Yesterday we posted about Japanese internment camps and Roosevelt’s Executive Order authorizing internment. Yesterday’s post does not emphasize that, when the Roosevelt administration began its internment policy, thousands of Japanese-American families had little time to arrange their affairs and pack the few things permitted them in the camps. Japanese Americans were given from four days to about two weeks to settle their affairs and gather as many belongings as they could carry. In many cases, individuals and families were forced to sell some or all of their property, including businesses and homes, within that period of time. In some instances, the authorities came to arrest individuals, ransacking their homes and leaving the doors open and/or unlocked when they hauled individuals off to internment.


Some Euro-Americans took advantage of the situation, offering unreasonably low sums to buy possessions from those who were being forced to move. Many homes and businesses worth thousands of dollars were sold for substantially less than that. Nearly 2,000 Japanese Americans were told that their cars would be safely stored until they returned. However, the US Army soon offered to buy the vehicles at cut-rate prices, and Japanese Americans who refused to sell were told that the vehicles were being requisitioned for the war.

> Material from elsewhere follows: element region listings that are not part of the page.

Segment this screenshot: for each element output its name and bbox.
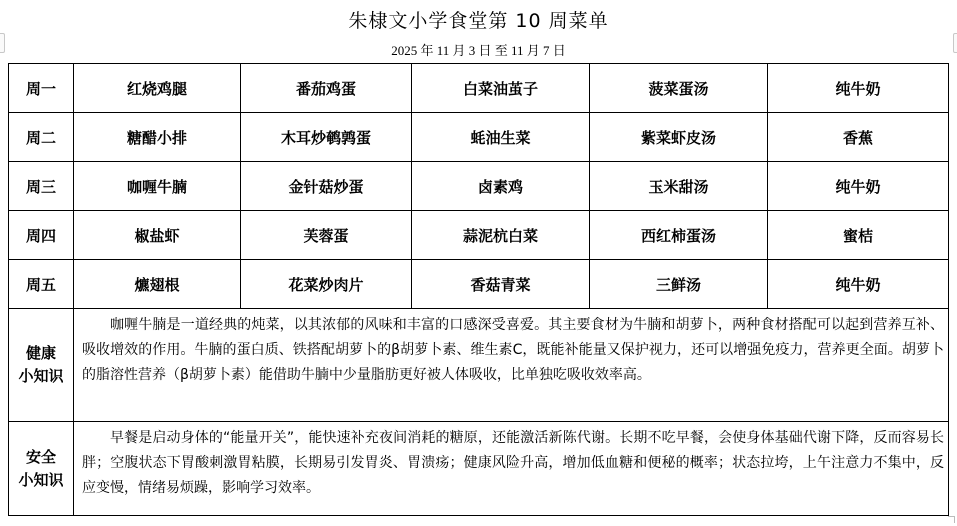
menu-row-wednesday: 周三 咖喱牛腩 金针菇炒蛋 卤素鸡 玉米甜汤 纯牛奶 — [9, 162, 949, 211]
dish-side: 芙蓉蛋 — [241, 211, 412, 260]
dish-main: 红烧鸡腿 — [74, 64, 241, 113]
health-tip-label-line1: 健康 — [9, 342, 73, 365]
health-tip-content: 咖喱牛腩是一道经典的炖菜，以其浓郁的风味和丰富的口感深受喜爱。其主要食材为牛腩和… — [74, 309, 949, 422]
day-label: 周一 — [9, 64, 74, 113]
dish-extra: 香蕉 — [768, 113, 949, 162]
dish-soup: 紫菜虾皮汤 — [590, 113, 768, 162]
dish-extra: 纯牛奶 — [768, 260, 949, 309]
dish-extra: 蜜桔 — [768, 211, 949, 260]
health-tip-text: 咖喱牛腩是一道经典的炖菜，以其浓郁的风味和丰富的口感深受喜爱。其主要食材为牛腩和… — [82, 313, 944, 388]
document-title: 朱棣文小学食堂第 10 周菜单 — [0, 8, 957, 34]
dish-soup: 西红柿蛋汤 — [590, 211, 768, 260]
dish-side: 花菜炒肉片 — [241, 260, 412, 309]
dish-soup: 玉米甜汤 — [590, 162, 768, 211]
dish-main: 咖喱牛腩 — [74, 162, 241, 211]
dish-soup: 三鲜汤 — [590, 260, 768, 309]
dish-vegetable: 蒜泥杭白菜 — [412, 211, 590, 260]
dish-side: 金针菇炒蛋 — [241, 162, 412, 211]
dish-vegetable: 白菜油茧子 — [412, 64, 590, 113]
safety-tip-text: 早餐是启动身体的“能量开关”，能快速补充夜间消耗的糖原，还能激活新陈代谢。长期不… — [82, 426, 944, 501]
dish-vegetable: 蚝油生菜 — [412, 113, 590, 162]
safety-tip-label-line2: 小知识 — [9, 469, 73, 492]
dish-side: 木耳炒鹌鹑蛋 — [241, 113, 412, 162]
page-edge-marker-left — [0, 33, 5, 53]
menu-row-thursday: 周四 椒盐虾 芙蓉蛋 蒜泥杭白菜 西红柿蛋汤 蜜桔 — [9, 211, 949, 260]
menu-row-monday: 周一 红烧鸡腿 番茄鸡蛋 白菜油茧子 菠菜蛋汤 纯牛奶 — [9, 64, 949, 113]
safety-tip-content: 早餐是启动身体的“能量开关”，能快速补充夜间消耗的糖原，还能激活新陈代谢。长期不… — [74, 422, 949, 516]
health-tip-label-line2: 小知识 — [9, 365, 73, 388]
day-label: 周二 — [9, 113, 74, 162]
page-edge-marker-right — [953, 33, 957, 53]
dish-main: 糖醋小排 — [74, 113, 241, 162]
day-label: 周四 — [9, 211, 74, 260]
day-label: 周三 — [9, 162, 74, 211]
dish-side: 番茄鸡蛋 — [241, 64, 412, 113]
dish-main: 爊翅根 — [74, 260, 241, 309]
menu-row-tuesday: 周二 糖醋小排 木耳炒鹌鹑蛋 蚝油生菜 紫菜虾皮汤 香蕉 — [9, 113, 949, 162]
dish-main: 椒盐虾 — [74, 211, 241, 260]
health-tip-label: 健康 小知识 — [9, 309, 74, 422]
health-tip-row: 健康 小知识 咖喱牛腩是一道经典的炖菜，以其浓郁的风味和丰富的口感深受喜爱。其主… — [9, 309, 949, 422]
dish-vegetable: 香菇青菜 — [412, 260, 590, 309]
dish-extra: 纯牛奶 — [768, 64, 949, 113]
dish-extra: 纯牛奶 — [768, 162, 949, 211]
date-range: 2025 年 11 月 3 日 至 11 月 7 日 — [0, 42, 957, 60]
dish-soup: 菠菜蛋汤 — [590, 64, 768, 113]
safety-tip-label: 安全 小知识 — [9, 422, 74, 516]
safety-tip-row: 安全 小知识 早餐是启动身体的“能量开关”，能快速补充夜间消耗的糖原，还能激活新… — [9, 422, 949, 516]
menu-row-friday: 周五 爊翅根 花菜炒肉片 香菇青菜 三鲜汤 纯牛奶 — [9, 260, 949, 309]
dish-vegetable: 卤素鸡 — [412, 162, 590, 211]
weekly-menu-table: 周一 红烧鸡腿 番茄鸡蛋 白菜油茧子 菠菜蛋汤 纯牛奶 周二 糖醋小排 木耳炒鹌… — [8, 63, 949, 516]
safety-tip-label-line1: 安全 — [9, 446, 73, 469]
page-corner-marker — [948, 516, 955, 523]
day-label: 周五 — [9, 260, 74, 309]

After an average of three years of incarceration, many Japanese Americans returned to their homes upon their release. While confined to the internment camps, their homes remained unprotected. According to the Commission on Wartime Relocation and Internment of Civilians, some released Japanese-Americans "found their homes or farms ill-cared-for, overgrown with weeds, badly tended or destroyed.” Some reported finding strangers living in their former homes, while others reported burglaries and—in some instances—houses had been burned to the ground.